Remote Sensing: A New Way to Assess Farm Losses And Insurance Claims

Until now, we have seen that the yield estimates from Crop Cutting Experiments (CCE) act as a base for government agencies and insurance companies to disburse insurance claims in case of crop failures. CCE refers to an assessment method employed by the State/UT governments in India to estimate the yield of a crop in a district or sub-district during a given cultivation cycle. These yield measurements are time-consuming, cost-prohibitive, require trained manpower, and are prone to moral hazards.

Growing concerns on the quality of yield data have reduced the risk assessment ability of the insurance scheme, leading to a rise in premiums, delay in claims settlement etc. The National Remote Sensing Centre (NRSC, ISRO) and Agriculture Insurance Company of India Limited (AICIL) developed an innovative crop risk assessment approach in the area-yield index insurance scheme. This assessment approach uses performance proxies rather than manual-yield measurements. The big earth data that data-centric technologies, such as satellites, weather stations and mobiles, produce are used to generate performance proxies.

This reduces dependence on the cumbersome and subjective manual-loss estimation process and enables speedy disbursal of farmers’ claims. Compared to the traditional CCE method of using random sampling, remote sensing technology provides much more accurate and timely estimation of crop yield loss.

The European Space Agency also helped us usher into the new area of agriculture remote sensing by providing an unprecedented amount of free data at 10-meter resolution, once every 5–12 days. Remote sensing also provides biophysical indices like Normalised Difference Vegetation Index (NDVI) that indicates crop greenness, Land Surface Wetness Index (LSWI) that indicates moisture content, Synthetic Aperture Data that shows crop structure, and Fraction of Absorbed Photosynthetically Active Radiation (FaPAR) for sunlight absorption. AI engines use these indicators to detect and quantify the impact of various calamities like droughts, floods, inundation, lodging, pests, diseases, etc., on crop health.

Remote sensing technology was successfully tested by the AICIL along with the West Bengal Government under the Bangla Shashya Bima Scheme (BSB). This data analytics-driven platform provides insights on historical and current coverage, demographic characteristics, remote sensing parameters, crop losses and claims payable for every insurance unit, ensuring total transparency.
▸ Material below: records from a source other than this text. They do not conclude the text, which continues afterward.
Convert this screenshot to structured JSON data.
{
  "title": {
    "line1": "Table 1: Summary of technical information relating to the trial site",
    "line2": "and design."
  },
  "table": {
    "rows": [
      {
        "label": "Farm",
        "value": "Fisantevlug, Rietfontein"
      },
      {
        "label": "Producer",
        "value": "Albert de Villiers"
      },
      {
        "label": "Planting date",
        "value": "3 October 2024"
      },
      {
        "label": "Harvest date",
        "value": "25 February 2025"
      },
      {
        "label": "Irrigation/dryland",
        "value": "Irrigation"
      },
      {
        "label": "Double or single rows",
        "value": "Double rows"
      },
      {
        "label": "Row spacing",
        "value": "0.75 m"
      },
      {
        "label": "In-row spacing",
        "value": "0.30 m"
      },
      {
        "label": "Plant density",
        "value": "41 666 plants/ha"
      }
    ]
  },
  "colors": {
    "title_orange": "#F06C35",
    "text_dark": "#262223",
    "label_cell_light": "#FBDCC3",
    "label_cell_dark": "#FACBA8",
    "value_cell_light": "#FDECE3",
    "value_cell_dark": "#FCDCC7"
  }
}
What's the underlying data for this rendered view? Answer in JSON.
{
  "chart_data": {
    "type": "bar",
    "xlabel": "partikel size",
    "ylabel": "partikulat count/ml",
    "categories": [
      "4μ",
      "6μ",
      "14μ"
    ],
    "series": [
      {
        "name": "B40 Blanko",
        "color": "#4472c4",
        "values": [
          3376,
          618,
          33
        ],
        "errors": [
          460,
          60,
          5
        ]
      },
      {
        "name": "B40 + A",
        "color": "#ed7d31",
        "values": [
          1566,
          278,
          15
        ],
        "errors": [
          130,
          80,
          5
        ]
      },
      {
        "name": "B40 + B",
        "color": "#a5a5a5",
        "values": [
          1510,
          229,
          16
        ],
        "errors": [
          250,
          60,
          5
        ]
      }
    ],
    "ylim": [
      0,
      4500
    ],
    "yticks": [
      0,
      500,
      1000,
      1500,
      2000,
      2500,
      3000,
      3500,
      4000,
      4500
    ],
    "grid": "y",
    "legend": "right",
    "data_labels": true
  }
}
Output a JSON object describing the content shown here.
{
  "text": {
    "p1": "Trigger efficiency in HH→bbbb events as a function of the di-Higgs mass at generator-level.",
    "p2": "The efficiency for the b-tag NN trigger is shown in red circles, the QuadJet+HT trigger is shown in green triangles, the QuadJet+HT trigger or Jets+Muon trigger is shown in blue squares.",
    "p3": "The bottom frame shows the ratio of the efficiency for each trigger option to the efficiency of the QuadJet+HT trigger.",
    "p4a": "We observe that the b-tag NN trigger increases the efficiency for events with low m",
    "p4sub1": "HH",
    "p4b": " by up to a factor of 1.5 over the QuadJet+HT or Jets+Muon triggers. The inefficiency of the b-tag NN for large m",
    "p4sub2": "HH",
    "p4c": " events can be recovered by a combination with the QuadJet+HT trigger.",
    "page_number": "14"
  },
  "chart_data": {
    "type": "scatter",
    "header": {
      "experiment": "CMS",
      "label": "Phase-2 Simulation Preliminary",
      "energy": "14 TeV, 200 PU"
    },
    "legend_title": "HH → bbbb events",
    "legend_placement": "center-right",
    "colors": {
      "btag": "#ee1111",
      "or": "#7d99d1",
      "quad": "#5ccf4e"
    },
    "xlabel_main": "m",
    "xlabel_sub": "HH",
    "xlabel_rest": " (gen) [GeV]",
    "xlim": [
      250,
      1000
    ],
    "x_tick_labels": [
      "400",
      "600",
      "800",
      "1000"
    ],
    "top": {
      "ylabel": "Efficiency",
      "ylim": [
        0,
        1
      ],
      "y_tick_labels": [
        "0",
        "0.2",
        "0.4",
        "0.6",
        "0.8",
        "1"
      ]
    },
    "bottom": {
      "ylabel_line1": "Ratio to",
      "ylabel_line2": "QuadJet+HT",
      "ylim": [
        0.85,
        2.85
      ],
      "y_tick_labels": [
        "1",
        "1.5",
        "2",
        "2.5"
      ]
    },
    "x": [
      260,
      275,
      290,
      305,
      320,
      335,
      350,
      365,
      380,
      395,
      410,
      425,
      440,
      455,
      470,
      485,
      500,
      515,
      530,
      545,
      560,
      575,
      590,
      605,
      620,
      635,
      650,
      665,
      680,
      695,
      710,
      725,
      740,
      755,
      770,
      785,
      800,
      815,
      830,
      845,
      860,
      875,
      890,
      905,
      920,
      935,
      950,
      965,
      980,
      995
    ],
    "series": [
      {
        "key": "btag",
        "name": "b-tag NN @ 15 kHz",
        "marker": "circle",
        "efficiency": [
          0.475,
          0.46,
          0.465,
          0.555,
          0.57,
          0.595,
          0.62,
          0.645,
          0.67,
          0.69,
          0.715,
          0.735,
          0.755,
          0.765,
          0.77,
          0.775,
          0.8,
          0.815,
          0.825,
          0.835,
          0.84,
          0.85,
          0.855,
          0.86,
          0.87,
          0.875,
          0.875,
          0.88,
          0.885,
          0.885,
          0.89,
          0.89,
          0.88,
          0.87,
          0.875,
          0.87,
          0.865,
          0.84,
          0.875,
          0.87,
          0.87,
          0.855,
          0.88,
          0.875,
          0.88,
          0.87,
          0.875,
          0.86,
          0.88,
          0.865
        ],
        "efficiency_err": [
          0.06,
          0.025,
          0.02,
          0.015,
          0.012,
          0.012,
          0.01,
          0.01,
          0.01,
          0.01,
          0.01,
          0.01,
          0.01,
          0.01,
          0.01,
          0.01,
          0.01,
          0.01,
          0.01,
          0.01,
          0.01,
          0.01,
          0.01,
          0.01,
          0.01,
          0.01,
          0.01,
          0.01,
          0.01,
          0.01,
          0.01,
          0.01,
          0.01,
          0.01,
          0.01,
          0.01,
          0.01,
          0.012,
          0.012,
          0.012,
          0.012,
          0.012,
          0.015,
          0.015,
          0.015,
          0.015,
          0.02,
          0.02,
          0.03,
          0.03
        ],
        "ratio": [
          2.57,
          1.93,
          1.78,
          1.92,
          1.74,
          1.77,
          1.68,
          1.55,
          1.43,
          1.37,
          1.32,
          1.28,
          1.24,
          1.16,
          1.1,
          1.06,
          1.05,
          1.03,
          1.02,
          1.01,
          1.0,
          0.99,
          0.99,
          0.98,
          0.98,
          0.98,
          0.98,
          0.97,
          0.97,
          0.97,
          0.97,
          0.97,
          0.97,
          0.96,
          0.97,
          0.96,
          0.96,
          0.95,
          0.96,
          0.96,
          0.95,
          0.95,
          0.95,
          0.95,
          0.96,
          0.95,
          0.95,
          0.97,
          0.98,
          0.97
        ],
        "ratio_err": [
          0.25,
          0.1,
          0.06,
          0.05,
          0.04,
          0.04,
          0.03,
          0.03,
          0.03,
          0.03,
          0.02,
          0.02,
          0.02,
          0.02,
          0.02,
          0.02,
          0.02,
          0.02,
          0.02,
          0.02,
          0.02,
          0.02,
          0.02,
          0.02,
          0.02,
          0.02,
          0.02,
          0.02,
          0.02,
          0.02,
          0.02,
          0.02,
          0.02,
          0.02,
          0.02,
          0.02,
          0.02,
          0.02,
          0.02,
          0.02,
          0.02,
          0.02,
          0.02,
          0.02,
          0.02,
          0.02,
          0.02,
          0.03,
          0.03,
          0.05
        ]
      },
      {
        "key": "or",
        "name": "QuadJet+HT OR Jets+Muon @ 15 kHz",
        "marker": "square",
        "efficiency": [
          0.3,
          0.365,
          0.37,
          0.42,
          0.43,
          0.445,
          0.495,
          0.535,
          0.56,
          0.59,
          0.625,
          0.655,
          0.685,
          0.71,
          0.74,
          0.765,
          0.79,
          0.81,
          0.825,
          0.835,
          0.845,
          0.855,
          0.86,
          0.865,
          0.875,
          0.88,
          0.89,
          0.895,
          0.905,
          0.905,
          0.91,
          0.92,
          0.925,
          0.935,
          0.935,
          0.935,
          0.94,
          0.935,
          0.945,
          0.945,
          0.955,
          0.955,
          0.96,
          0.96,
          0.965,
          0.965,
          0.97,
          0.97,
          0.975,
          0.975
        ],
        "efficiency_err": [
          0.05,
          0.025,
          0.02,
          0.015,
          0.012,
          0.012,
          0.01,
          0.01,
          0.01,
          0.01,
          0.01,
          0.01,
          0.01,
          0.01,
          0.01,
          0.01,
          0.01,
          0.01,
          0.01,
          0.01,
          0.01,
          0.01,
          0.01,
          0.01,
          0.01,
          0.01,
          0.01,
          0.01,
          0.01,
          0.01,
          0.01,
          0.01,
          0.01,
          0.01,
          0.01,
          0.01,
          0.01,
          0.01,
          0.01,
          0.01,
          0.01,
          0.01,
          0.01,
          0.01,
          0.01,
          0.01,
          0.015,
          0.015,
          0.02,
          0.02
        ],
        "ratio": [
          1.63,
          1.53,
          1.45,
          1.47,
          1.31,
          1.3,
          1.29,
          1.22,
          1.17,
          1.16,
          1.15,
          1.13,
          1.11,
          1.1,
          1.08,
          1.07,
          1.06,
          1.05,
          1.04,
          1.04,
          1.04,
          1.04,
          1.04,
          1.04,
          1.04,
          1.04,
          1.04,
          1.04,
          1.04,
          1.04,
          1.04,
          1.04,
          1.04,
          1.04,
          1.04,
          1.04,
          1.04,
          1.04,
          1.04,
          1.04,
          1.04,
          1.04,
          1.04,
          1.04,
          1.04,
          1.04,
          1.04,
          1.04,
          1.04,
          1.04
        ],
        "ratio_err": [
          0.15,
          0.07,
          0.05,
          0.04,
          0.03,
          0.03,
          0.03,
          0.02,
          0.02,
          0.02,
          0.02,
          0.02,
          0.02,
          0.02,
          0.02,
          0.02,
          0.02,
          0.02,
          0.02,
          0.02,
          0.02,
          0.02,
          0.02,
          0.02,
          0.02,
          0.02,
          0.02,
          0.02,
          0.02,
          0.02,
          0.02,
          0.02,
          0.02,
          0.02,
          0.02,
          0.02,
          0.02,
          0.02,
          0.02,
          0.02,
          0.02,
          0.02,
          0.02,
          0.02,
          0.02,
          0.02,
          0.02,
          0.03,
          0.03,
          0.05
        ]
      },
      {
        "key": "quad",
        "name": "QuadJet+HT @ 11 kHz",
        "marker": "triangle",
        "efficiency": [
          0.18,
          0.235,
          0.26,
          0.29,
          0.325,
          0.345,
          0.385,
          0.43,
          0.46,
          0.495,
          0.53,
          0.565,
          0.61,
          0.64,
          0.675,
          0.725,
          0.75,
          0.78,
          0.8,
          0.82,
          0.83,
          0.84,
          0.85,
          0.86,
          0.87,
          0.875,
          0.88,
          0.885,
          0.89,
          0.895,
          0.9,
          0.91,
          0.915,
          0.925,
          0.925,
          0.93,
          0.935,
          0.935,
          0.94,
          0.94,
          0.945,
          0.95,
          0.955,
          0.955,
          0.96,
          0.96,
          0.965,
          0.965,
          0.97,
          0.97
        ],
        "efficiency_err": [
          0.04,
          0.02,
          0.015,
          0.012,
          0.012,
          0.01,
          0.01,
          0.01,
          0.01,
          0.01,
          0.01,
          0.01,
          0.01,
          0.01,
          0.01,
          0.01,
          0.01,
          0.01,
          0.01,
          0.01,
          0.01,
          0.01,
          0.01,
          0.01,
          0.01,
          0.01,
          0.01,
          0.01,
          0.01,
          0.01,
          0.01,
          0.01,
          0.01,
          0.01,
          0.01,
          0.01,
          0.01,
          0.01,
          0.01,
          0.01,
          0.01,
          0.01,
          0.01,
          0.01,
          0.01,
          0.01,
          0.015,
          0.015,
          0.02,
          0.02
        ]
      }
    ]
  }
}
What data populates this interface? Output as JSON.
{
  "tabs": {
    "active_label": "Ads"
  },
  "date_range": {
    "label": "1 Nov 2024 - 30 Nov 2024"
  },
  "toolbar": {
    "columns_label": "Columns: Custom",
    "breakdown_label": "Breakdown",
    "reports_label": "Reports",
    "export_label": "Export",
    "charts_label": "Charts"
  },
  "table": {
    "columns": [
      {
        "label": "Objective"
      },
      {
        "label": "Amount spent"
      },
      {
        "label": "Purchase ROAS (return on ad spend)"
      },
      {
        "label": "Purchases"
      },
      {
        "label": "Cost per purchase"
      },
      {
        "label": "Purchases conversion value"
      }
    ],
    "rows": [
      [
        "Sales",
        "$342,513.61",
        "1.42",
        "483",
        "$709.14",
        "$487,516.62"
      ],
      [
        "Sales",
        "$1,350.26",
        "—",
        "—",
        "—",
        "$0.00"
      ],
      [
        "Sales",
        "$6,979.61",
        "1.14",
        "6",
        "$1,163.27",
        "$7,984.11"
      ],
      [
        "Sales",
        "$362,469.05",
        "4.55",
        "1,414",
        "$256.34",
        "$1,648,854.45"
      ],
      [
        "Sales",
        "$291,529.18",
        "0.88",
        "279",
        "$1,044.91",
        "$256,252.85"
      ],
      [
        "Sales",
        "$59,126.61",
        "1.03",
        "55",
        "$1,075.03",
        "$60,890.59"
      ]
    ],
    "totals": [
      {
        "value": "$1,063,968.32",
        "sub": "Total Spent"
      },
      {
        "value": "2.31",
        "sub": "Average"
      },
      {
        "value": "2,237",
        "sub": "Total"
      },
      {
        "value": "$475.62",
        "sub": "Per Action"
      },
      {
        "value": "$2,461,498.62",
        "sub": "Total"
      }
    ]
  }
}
This technology, if deployed across the country, could replace crop-cutting experiments, save a lot of money, manual labour, and reduce the risk of reaching calamity-hit areas, overcome the biggest limitation of subjective manual-yield measurements, and effectively monitor the implementation of crop insurance schemes. This process, in turn, will ensure speedy claims disbursal to the farmers. Mining and forest sectors can also benefit tremendously from remote sensing technology.

We at the Research and Innovation Circle of Hyderabad are extremely delighted to support NRSC and AICL in the rollout of this technology for wider adoption across the country.